As Herb David Guitar Studio closes its doors, other shops look to fill the void
Janet Miller | For AnnArbor.com
As Herb David winds up its last few days - it closes at the end of the month - other area music stores are looking to add inventory, expand lessons, hire instructors and offer new services.
Joseph Tobianski | AnnArbor.com
“Herb David was the central place for music,” said Alex Johnson, who took his first guitar lessons at Herb David when he was growing up in Ann Arbor and later taught at the studio. “There was a great deal of idea sharing and musical connections made there. It was a scene.” Herb David sold guitars and other instruments along with music accessories, serviced instruments and offered lessons on a variety of instruments.
That scene will shift as a handful of music stores that offer a similar menu of products and services as Herb David work to fill the void.
Herb David Guitar Shop employees David Collins, Brian Delaney and Hesh Breakstone also are opening their own third-floor repair shop when the business closes. Ann Arbor Guitars will be in the converted attic of the Herb David building at the corner of Liberty Street and Fifth Avenue.
Johnson, who owns Ann Arbor Music Center, which offers the Rock Band School, at 312 S. Ashley St., expects to pick up some of the slack. “We will be the only place downtown that sells music accessories. Herb David did more sales, but we did more lessons,” he said. He’ll grow his retail side, at least a bit. “People are already starting to walk through the door looking for accessories because Herb David has sold out,” Johnson said.
But with many customers turning to the Internet or big box stores for musical instruments, Johnson said he will be cautious about adding inventory. “We’ll definitely become more of a store and add things like more ukuleles because Herb David sold at lot of them. But I don’t want to spend tens of thousands of dollars on inventory that gathers dust,” Johnson said.
Johnson said he expects to pick up 100 or more of Herb David students and hire some of his staff. They will be added to the center’s existing roster of more than 500 students who take lessons in guitar and bass, drums, violin, voice and more.
Ann Arbor Music Center has grown from the days in 1998 when Johnson opened a solo business teaching guitar in a condemned building on the land now occupied by the Ann Arbor YMCA on West Washington. He later moved to a building on North Main Street, a location with good visibility but an aging structure he outgrew as he added programs, students and teaching staff.
Janet Miller | For AnnArbor.com
Steve Osburn, owner of Oz’s Music at 1920 Packard, said he expects to see a 10 to 20 percent bump with the Herb David closing and to pick up at least 50 students.
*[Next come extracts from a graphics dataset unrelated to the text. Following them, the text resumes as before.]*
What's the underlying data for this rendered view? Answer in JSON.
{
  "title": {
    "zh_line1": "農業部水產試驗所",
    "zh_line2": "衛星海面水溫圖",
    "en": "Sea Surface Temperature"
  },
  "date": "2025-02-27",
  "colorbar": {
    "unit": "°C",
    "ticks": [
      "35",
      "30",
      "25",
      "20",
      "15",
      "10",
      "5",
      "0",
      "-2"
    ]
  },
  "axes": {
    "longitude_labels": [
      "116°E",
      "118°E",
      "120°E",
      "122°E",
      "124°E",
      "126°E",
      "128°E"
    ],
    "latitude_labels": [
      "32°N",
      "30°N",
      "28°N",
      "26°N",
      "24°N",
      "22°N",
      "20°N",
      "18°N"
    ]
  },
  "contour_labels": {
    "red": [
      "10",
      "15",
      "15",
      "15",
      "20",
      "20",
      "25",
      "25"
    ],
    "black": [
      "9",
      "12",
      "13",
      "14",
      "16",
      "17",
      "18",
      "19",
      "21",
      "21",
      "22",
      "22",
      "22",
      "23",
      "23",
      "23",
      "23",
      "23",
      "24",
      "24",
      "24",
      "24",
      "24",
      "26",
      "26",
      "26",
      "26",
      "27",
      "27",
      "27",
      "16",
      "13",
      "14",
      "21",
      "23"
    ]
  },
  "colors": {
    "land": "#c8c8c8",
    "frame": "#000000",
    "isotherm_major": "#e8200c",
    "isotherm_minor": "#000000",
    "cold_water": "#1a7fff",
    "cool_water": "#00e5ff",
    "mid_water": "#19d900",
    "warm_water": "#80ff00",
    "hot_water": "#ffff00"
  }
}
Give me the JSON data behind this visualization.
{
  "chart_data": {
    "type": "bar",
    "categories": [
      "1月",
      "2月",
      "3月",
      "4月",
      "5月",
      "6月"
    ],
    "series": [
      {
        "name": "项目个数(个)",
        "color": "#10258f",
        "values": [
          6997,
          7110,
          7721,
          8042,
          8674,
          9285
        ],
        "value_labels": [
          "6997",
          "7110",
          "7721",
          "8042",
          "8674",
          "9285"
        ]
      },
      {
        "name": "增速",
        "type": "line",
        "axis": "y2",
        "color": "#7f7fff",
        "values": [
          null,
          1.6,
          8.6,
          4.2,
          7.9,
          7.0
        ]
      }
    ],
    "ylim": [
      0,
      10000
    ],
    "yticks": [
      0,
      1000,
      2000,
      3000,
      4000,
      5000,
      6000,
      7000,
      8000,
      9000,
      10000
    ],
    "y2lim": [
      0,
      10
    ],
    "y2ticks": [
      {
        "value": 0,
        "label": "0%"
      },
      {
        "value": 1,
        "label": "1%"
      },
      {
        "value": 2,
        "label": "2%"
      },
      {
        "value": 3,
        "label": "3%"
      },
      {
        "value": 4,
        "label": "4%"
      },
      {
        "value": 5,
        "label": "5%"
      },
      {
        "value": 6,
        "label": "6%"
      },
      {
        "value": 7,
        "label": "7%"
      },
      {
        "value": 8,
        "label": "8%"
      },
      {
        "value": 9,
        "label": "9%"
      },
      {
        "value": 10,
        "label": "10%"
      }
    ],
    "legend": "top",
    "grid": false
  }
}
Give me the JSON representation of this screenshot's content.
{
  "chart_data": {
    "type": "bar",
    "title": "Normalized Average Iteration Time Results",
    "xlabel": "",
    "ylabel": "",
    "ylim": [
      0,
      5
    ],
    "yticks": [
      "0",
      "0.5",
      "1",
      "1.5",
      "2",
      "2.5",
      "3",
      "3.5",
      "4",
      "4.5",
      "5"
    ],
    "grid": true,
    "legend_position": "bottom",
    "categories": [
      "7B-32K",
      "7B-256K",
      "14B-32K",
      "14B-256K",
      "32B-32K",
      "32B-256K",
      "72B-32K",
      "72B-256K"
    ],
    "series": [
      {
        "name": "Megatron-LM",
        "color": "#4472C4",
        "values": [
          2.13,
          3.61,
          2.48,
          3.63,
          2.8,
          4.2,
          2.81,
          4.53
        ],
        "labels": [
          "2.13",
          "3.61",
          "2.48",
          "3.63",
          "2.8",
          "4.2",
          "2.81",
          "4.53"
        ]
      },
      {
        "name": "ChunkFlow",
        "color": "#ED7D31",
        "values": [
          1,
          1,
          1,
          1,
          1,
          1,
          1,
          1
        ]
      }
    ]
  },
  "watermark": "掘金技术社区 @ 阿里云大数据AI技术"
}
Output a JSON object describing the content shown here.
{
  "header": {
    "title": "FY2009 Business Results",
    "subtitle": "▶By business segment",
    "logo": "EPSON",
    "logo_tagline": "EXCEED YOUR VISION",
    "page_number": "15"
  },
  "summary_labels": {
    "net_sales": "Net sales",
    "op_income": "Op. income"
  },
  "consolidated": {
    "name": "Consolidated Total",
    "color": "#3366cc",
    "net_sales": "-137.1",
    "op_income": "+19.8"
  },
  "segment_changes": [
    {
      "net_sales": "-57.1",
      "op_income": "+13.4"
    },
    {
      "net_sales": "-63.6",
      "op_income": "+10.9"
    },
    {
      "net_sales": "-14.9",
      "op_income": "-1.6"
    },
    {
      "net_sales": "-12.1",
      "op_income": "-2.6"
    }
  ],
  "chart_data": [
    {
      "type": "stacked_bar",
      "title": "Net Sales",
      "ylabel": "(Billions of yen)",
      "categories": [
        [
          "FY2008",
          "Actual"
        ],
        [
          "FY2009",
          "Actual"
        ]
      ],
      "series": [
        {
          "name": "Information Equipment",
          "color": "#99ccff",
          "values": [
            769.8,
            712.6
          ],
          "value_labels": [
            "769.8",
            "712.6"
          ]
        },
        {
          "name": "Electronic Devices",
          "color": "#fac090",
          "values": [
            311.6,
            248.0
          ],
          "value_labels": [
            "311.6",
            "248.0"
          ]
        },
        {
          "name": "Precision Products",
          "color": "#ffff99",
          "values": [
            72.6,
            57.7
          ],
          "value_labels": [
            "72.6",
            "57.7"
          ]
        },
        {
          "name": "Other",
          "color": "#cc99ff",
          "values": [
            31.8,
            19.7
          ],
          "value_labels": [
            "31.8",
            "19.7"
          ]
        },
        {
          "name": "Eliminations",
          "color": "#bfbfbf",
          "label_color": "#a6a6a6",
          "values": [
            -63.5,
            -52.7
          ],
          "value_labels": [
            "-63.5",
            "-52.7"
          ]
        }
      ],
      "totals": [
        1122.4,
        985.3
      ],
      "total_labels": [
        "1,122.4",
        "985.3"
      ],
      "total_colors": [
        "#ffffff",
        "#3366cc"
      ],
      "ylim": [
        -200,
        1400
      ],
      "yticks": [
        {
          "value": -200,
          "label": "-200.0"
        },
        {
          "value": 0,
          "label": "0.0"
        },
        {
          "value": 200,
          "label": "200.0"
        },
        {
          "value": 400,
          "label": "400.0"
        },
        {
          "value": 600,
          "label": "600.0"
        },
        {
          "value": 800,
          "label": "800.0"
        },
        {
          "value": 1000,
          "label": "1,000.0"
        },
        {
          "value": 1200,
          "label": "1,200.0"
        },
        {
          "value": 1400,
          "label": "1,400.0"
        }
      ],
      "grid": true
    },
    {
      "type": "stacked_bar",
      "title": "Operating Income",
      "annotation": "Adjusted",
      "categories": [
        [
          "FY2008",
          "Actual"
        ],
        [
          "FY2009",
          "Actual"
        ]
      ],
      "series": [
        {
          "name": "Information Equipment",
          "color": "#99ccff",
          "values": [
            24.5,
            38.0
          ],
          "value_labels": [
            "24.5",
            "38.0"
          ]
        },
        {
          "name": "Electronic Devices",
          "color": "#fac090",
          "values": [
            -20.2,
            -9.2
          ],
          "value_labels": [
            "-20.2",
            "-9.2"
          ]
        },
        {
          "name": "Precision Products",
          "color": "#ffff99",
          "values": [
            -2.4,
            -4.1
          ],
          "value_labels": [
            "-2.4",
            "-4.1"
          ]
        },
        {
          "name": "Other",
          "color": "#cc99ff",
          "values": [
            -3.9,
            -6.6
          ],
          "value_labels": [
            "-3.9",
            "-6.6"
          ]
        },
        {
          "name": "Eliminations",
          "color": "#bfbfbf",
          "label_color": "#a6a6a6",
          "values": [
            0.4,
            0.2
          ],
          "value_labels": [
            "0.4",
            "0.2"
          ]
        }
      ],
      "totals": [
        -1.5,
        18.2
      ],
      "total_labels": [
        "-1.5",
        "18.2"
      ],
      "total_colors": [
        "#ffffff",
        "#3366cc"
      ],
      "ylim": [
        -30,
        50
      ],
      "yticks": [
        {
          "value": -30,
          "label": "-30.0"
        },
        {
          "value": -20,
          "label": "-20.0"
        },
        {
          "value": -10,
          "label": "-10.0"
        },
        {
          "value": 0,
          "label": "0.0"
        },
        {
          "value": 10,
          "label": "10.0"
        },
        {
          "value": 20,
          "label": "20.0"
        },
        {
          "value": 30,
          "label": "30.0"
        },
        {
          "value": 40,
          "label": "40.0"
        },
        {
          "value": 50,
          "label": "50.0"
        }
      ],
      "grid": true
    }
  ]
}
He’s already hired two Herb David teachers, including Sean Rogers, the studio’s general manager, Osburn said.
He expects to add a few new, pricier lines of guitars, including Seagull. Until now, he has stocked only entry-level guitars. There have been exclusivity arrangements that allowed Herb David to be the sole retailer of some brands, Osburn said. “But we also haven’t wanted to step on each other's toes.” He said he’s in negotiations to sell top-line Martin guitars.
He’s also negotiating to sell tickets to The Ark from the 3,500-square-foot Oz’s Music, something Herb David had done. “There’s a small service charge, but it really is about getting more warm bodies through the door,” Osburn said.
Finally, Oz’s Music will now be open on Sundays. “We used to have Sunday hours and things were slow,” Osburn said. “But Herb David has done well with their Sunday hours.”
Sean Robinson, co-owner of Dennis's Music at 432 N. Hewitt in Ypsilanti, said he will wait and see if the Herb David closing bumps sales, and doesn’t plan on adding or expanding stock. “We, essentially, sell and do the same kinds of things as Herb David,” Robinson said. That includes guitar, drum and other instrument sales, music supplies such as strings and oil along with repair and lessons.
And at least one Herb David instructor has expressed an interest in teaching at Dennis’ Music, Robinson said.
A move a year ago from Depot Town to their storefront close to Ypsilanti High School puts Dennis’ Music in a better geographic position to pick up some of Herb David’s Ann Arbor customers. And retail became more of a focus when they moved.
“I wouldn’t do anything to disrespect Herb David. Just about anyone who has done anything with music in Washtenaw County has had some (connection) with Herb David,” Robinson said. But he’s hoping to help fill at least some of the gap. “My door is open,” he said. “We do and sell the same things. I don’t want to be opportunistic. We’ll carry on and hope that some people find their way here.”